Un campo di broccoli (Carsten Koall/Getty Images)
Un campo di broccoli (Carsten Koall/Getty Images)

Una discarica sotterranea in un’area vasta 14mila metri quadrati è stata scoperta dai militari dell’Arma dei Carabinieri del comando provinciale di Napoli nell’ambito dei controlli nella “Terra dei fuochi”. I rifiuti speciali pericolosi, secondo quanto si è appreso, erano sotterrati in un campo di broccoli, nella zona di Casoria, in provincia di Napoli. I rifiuti erano sotterrati al livello delle radici delle piante e il terreno presentava delle irregolarità che hanno insospettito i carabinieri.
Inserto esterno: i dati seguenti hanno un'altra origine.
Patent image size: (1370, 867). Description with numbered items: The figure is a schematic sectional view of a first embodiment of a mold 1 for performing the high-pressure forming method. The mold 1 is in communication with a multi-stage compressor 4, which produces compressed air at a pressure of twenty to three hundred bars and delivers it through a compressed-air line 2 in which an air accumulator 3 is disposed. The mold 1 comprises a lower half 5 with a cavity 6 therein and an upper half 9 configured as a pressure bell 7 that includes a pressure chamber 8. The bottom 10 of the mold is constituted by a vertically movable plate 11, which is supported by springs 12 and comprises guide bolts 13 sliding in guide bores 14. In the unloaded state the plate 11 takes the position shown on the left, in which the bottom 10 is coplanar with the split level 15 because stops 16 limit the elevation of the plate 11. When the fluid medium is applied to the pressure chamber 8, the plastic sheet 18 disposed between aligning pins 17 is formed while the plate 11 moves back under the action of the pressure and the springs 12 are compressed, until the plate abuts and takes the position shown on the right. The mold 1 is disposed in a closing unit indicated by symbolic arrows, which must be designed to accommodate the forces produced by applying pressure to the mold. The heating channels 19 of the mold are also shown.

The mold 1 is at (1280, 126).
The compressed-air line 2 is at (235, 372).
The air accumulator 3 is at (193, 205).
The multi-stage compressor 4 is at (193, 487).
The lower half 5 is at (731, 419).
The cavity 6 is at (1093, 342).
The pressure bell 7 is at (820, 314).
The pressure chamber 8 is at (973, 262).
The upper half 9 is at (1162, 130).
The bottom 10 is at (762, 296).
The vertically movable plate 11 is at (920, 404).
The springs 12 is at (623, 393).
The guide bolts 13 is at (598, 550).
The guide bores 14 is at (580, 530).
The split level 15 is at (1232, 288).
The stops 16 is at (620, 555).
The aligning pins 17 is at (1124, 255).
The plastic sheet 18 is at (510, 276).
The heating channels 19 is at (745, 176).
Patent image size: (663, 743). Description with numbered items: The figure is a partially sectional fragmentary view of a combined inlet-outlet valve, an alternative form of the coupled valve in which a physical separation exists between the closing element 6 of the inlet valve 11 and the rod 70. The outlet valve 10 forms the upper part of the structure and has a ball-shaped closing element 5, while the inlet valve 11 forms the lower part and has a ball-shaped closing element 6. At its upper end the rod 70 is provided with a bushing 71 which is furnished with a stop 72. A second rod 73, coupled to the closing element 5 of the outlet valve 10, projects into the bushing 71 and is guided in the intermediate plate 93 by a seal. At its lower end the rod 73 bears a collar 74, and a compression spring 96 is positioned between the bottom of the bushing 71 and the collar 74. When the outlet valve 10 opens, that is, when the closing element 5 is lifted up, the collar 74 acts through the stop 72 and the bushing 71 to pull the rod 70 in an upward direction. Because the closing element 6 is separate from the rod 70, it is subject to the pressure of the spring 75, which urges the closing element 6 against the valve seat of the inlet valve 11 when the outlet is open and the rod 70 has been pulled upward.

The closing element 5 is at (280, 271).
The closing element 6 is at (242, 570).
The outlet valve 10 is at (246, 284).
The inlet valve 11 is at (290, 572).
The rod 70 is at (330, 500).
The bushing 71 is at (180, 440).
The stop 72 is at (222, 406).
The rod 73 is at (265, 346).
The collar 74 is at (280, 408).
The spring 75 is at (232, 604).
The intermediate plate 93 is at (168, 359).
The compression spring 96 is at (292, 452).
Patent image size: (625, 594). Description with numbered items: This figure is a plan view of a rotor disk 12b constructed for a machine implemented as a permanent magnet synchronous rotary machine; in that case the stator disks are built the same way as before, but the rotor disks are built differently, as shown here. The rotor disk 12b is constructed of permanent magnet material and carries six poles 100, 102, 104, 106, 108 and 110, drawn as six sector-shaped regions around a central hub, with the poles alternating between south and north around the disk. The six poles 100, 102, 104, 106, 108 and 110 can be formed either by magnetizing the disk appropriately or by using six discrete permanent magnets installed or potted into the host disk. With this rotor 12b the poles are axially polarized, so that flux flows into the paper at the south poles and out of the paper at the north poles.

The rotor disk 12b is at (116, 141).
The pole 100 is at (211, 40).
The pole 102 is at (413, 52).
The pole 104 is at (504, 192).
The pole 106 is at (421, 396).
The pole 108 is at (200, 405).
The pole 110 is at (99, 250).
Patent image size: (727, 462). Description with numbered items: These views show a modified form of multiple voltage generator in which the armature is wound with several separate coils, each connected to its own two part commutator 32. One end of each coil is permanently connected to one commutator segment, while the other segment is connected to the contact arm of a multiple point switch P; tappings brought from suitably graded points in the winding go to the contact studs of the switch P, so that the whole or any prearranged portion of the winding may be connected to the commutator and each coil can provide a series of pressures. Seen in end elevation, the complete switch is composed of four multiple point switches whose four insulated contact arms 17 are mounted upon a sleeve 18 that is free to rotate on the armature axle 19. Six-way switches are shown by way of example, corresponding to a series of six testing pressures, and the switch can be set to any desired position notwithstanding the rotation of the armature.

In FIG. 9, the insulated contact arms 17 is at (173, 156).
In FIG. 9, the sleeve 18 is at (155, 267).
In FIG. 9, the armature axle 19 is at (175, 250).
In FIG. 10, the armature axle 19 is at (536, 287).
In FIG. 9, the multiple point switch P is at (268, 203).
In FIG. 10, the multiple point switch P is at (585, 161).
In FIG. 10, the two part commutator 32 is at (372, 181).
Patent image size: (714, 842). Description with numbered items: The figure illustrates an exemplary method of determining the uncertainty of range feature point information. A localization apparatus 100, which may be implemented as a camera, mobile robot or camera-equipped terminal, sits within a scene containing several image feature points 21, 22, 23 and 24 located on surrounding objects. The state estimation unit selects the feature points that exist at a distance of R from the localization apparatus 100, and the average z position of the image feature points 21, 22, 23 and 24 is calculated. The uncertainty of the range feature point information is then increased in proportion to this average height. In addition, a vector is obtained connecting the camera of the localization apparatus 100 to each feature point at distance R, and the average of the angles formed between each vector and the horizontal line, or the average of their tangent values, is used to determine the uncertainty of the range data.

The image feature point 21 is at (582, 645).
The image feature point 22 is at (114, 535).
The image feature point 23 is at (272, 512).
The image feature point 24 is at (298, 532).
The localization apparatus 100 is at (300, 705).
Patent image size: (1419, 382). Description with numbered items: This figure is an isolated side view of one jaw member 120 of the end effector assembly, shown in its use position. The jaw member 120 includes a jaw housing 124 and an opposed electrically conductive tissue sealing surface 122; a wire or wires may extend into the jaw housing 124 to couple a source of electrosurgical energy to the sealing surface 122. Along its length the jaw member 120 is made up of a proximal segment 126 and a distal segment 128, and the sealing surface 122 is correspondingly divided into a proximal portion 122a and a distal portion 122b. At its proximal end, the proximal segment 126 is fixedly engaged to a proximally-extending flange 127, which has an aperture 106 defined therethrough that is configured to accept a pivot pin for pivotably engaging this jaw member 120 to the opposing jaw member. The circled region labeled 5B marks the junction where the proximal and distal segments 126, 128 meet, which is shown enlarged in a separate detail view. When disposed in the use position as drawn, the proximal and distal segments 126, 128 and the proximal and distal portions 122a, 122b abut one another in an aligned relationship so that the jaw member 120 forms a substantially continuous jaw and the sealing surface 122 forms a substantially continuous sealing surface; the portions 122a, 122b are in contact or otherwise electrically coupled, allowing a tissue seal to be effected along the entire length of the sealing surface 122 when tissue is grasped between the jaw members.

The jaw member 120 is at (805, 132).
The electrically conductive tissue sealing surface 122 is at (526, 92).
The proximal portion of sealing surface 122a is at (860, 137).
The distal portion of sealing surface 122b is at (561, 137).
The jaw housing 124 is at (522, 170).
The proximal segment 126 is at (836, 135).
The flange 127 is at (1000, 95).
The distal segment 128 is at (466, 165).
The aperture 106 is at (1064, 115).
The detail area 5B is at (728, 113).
Nel corso dell’operazione sono state denunciate dieci persone, proprietari e gli utilizzatori del terreno agricolo, sito in località Arpino.  Per loro l’accusa è di violazione delle leggi a tutela della salute. In tutta l’area, che naturalmente è stata sottoposta a sequestro, sono stati rinvenuti circa una tonnellata di rifiuti pericolosi accumulati in vari punti del terreno.

Nelle scorse settimane, una nuova videoinchiesta realizzata dalla webtv del Corriere della Sera, a tre anni dalla prima, denunciava come nei comuni della cosiddetta Terra dei Fuochi ancora poco o nulla è stato fatto in materia di politiche ambientali, nonostante due leggi, una sugli ecoreati e l’altra che è conosciuta proprio con il nome “Terra dei fuochi”, l’invio dei militari, la nomina di un commissario per le bonifiche e un vice prefetto per l’emergenza roghi. L’operazione delle scorse ore dimostra che, anche se molto lentamente, qualcosa sembra muoversi.